M. Salgado Araujo aimait plaisanter à la maison, et son frère chantait souvent et s’excitait avec le “chiflido”, un sifflement fort que les hommes apprenaient à se signaler sur leur lieu de travail. Les amis et la famille viennent souvent pour la carne asada et les fêtes d’anniversaire. Il faisait des pompes dans le parc et adorait danser sur de la cumbia.
Lui et son frère Julian adoraient échanger des piques dans les équipes de football. M. Salgado Araujo a préféré Chivas. Son frère, comme le reste de la famille, soutenait l’équipe rivale mexicaine-américaine.
M. Salgado Araujo a toujours su à quel point il se distinguait en tant qu’immigrant dans ce pays, a déclaré son fils.
“Il avait la peau beaucoup plus foncée et c’était très personnel pour lui que les gens le jugent à cause de sa couleur de peau”, a déclaré M. Salgado lors d’une cérémonie commémorative pour son père le week-end. Mais il ne laissera pas cela le définir, lui ou sa famille, a déclaré son fils. “Il disait toujours : ‘Je ne suis pas stupide, je suis mauvais.'”
Lors d’une série de points de presse et d’événements publics, M. Salgado a raconté comment il avait appris le sort de son père.
Le jour où il a été tué, M. Salgado Araujo s’est réveillé à l’aube et a tapoté la tête de son chien alors qu’il partait dans sa camionnette blanche pour récupérer trois autres travailleurs.
Son fils aîné, Ronaldo Salgado, se souvient que sa mère l’avait appelé vers 7 heures du matin pour lui dire que “quelque chose de grave s’était produit”.
“Nous ne savions pas quoi”, a-t-il déclaré. “Tout ce que nous savions, c’est qu’ICE était impliqué.”
Ronaldo Salgado s’est rendu en toute vitesse sur le chantier de construction de son père, à environ une heure au nord de Houston. Cependant, il n’y avait aucune preuve de la camionnette de travail de son père ou de sa visite sur le site. L’utilisation d’informations provenant d’une publication sur Facebook l’a finalement conduit sur les lieux de la fusillade. C’était un autre article en ligne qui annonçait la nouvelle qu’il redoutait.

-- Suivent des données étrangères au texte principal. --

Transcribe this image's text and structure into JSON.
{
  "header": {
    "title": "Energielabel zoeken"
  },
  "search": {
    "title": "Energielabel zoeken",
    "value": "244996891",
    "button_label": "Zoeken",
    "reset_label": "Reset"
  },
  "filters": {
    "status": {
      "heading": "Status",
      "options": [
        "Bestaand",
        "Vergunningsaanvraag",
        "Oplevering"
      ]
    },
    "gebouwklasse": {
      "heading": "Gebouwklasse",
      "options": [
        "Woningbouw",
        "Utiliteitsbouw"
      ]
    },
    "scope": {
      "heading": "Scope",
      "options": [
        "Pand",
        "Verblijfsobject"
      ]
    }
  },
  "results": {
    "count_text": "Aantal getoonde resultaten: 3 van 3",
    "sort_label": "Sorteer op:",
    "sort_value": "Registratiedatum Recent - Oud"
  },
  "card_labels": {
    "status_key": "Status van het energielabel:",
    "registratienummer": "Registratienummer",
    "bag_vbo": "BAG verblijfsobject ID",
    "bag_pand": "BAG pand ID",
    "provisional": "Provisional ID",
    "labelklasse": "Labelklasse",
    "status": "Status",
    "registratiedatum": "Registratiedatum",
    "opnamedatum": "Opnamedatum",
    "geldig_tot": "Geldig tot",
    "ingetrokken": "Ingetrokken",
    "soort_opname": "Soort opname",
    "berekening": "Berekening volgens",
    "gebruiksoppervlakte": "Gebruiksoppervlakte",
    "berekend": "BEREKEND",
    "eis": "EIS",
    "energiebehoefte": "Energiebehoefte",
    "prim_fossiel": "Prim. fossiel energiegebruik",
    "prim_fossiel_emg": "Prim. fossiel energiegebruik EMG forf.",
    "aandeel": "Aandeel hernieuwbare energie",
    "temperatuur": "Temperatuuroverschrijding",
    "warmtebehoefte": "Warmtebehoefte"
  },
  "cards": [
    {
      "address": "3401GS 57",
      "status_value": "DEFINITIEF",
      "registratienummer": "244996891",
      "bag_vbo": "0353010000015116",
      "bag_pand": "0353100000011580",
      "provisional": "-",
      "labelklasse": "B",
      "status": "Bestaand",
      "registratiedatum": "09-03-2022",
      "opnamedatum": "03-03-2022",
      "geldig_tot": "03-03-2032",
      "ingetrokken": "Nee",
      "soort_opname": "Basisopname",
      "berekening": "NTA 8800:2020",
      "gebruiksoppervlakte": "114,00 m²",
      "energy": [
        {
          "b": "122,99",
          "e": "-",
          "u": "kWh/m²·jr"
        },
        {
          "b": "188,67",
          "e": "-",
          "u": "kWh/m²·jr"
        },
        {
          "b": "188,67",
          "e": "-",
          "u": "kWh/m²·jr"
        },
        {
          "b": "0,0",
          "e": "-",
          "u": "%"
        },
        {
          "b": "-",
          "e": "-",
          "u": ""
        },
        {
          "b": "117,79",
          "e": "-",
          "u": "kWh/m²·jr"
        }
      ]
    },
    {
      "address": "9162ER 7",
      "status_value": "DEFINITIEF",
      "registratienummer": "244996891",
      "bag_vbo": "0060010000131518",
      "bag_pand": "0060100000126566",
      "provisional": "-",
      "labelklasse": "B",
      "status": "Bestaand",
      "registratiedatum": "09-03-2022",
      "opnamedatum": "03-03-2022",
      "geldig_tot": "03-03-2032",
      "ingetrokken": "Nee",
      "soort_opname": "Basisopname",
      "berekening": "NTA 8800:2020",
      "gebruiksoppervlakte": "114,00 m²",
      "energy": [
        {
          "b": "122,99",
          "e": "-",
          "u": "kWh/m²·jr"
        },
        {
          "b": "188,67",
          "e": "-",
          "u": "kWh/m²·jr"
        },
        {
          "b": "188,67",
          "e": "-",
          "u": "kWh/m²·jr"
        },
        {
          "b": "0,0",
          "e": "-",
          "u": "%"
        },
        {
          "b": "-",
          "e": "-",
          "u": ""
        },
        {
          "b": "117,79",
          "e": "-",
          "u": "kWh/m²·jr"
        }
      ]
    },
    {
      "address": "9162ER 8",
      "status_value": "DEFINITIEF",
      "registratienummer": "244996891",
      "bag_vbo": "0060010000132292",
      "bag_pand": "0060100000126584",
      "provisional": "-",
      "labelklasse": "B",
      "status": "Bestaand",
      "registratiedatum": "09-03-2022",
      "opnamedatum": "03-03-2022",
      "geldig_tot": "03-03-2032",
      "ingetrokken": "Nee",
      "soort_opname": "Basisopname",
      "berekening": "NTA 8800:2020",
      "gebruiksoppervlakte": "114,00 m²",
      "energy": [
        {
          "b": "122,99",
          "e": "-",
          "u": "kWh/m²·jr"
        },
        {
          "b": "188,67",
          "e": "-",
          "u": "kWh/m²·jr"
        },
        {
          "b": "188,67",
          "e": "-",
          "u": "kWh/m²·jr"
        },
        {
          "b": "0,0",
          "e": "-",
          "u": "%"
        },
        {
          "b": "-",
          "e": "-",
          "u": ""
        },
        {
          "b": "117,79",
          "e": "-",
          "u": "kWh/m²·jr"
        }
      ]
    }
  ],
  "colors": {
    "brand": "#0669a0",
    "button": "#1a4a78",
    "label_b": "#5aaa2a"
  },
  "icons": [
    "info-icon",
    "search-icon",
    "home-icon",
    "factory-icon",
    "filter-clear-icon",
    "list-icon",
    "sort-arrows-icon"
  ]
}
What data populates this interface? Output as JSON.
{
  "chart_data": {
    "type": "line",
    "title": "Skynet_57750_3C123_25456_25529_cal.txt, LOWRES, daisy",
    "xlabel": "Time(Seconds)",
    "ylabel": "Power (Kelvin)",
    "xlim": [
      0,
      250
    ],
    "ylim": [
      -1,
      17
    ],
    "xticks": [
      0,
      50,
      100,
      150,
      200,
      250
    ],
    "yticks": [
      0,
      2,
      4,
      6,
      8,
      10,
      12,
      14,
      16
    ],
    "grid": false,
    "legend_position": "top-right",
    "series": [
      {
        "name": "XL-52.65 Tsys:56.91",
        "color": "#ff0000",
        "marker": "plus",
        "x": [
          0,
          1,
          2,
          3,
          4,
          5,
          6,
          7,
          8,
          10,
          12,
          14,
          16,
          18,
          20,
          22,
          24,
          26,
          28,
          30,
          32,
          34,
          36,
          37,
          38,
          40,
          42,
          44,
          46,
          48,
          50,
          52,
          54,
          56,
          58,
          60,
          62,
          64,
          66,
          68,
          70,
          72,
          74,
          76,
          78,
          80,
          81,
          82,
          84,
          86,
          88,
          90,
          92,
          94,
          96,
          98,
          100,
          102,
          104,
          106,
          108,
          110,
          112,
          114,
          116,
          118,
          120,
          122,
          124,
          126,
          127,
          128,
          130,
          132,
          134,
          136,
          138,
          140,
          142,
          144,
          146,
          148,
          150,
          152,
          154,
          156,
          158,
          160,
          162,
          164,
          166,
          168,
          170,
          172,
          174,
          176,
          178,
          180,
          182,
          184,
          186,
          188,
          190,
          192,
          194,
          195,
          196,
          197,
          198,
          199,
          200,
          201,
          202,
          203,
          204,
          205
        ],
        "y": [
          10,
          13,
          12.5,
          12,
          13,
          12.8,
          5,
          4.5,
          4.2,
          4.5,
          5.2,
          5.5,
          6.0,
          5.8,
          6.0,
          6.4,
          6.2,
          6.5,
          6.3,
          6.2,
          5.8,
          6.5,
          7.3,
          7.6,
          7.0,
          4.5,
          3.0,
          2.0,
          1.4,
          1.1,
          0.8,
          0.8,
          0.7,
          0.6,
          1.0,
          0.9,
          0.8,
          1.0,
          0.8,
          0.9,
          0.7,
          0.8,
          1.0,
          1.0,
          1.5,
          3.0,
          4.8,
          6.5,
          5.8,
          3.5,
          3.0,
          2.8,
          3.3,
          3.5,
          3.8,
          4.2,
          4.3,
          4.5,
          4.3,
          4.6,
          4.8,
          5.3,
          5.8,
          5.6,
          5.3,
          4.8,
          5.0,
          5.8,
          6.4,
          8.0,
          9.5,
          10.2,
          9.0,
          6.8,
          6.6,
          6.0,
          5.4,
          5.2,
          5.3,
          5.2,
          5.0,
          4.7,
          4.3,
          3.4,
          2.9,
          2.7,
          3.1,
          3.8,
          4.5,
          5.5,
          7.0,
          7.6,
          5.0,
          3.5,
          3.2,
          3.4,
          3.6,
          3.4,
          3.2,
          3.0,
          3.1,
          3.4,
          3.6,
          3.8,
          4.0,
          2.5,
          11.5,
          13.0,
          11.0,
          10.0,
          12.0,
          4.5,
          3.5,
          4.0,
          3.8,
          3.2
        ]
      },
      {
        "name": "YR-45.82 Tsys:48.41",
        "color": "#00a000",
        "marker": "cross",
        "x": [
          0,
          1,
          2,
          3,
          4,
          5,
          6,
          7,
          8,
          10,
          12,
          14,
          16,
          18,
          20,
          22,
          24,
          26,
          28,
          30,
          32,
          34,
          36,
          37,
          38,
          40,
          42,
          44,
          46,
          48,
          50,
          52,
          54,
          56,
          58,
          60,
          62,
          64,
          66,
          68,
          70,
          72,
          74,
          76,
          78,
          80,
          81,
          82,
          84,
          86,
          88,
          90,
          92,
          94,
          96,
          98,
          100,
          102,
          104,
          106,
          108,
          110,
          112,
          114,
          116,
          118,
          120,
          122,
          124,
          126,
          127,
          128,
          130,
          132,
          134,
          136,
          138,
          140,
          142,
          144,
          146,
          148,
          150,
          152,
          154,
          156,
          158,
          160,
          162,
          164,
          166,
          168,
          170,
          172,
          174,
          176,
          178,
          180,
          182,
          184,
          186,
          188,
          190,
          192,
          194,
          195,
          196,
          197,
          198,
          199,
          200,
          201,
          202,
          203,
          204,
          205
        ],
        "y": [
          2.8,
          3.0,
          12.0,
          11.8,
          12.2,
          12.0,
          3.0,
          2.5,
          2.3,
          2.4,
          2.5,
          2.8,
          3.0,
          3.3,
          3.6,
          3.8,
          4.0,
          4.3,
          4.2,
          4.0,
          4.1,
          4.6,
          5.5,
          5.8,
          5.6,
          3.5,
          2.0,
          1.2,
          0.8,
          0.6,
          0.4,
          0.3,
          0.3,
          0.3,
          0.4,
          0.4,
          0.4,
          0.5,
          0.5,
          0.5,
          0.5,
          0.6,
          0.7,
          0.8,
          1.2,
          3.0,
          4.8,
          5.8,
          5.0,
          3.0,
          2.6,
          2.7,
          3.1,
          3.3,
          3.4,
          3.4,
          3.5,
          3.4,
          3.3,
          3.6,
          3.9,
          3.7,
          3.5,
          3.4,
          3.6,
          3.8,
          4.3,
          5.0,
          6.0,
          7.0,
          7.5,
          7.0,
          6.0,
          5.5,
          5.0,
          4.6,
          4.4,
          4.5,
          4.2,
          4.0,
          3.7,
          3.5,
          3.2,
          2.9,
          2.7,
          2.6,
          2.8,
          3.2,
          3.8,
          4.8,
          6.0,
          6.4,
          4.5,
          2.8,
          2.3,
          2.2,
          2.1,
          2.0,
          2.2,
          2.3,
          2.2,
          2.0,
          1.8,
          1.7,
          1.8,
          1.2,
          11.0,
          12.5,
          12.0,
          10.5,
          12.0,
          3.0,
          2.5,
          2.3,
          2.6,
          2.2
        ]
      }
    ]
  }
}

Il y entendait la voix angoissée d’un homme qui souffrait. “Je l’ai reconnu immédiatement, non pas à son apparence, mais à sa voix appelant à l’aide alors qu’il gisait en sang dans la rue”, se souvient-elle en larmes.
Son père a été emmené à l’hôpital Ben Taub, où est né son jeune frère Lorenzo Salgado.
Des fleurs, une veladora mexicaine et des photographies de la Vierge de Guadalupe sont empilées sur des panneaux de bois au mémorial où elle a été tuée. Cette semaine, les ouvriers du bâtiment se sont arrêtés pour rendre hommage. Un homme monté sur un cheval bas, jaune vif et orange, a lancé une ballade inspirée de la vie et du martyre de M. Salgado Araujo.
Le petit-fils de M. Salgado Araujo, Joan Salgado, 20 ans, a balayé ses lunettes de soleil foncées alors qu’elle tentait de retenir une vague d’émotion. Il se souvient avoir travaillé dans l’équipe de son oncle et appris des leçons telles que “faites les choses correctement d’abord, sinon vous devrez travailler plus dur”.
Il a déclaré qu’il était au téléphone avec l’épouse de M. Salgado Araujo. “Il n’y a pas eu de mots, seulement des larmes”, a-t-elle déclaré.
Géorgie Gee contribué à la recherche.